McIlroy felt the proposed rebel circuit was "dead in the water" after Dustin Johnson and Bryson DeChambeau committed their futures to the PGA Tour in the wake of Phil Mickelson's explosive comments about the Tour and Saudi Arabia being published in February.

But Johnson was among the field for the first LIV event at Centurion Club in Hertfordshire last week, with DeChambeau announcing he had joined up during the second round.

"I guess I took a lot of players' statements at face value. I guess that's what I got wrong," McIlroy said ahead of the 122nd US Open at Brookline.

"You had people committed to the PGA Tour, and that's what the statements were that were put out. People went back on that.

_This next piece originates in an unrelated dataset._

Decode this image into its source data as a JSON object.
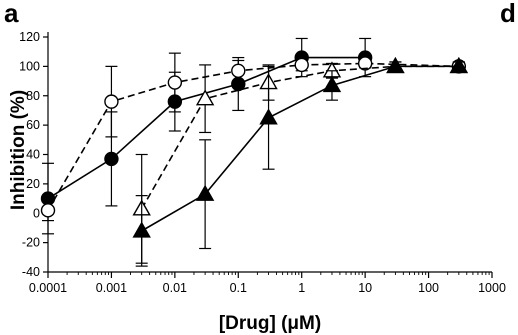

"It's disappointing. The players that are staying on the PGA Tour feel slighted in some way. If those guys (who have left) thought outside of themselves, they would see this is not the best for everyone.

"My dad said to me a long time ago, once you make your bed, you lie in it, and they've made their bed. That's their decision, and they have to live with that."

Asked specifically if he had lost respect for six-time major winner Mickelson, whose victory in the US PGA Championship last year made him the oldest major champion ever, McIlroy said: "As a golfer? No.

"He won a major championship 13 months ago, probably one of the crowning achievements of his career and one of the most impressive achievements in the history of the game of golf. As a golfer, I have the utmost respect for Phil.

"I've been disappointed with how he has went about what he has done, but I think he has come back and shown some remorse about how he has handled some things so I think he has learned from that."

McIlroy and Justin Thomas have emerged as the staunchest advocates of the PGA Tour and, a day after the 54-hole LIV event came to an underwhelming conclusion, they fought out the Canadian Open in a thrilling finish, with McIlroy eventually defending his title in front of a raucous crowd.

It was the 21st PGA Tour victory of McIlroy's career - one more than Norman - and prompted McIlroy to take a swipe at the Australian which he admitted at Brookline was a "little bit petty".

But the four-time major winner feels he has a duty to speak out about a subject he feels is "fracturing the game more than it already is".

"It's certainly a burden I don't need but I have very strong opinions on the subject," McIlroy said.

"Legacy, reputation... at the end of the day that's all you have. You strip everything away, and you're left with how you made people feel and what people thought of you. That is important to me. What they are doing over there does not mean anything, apart from collecting a ton of money."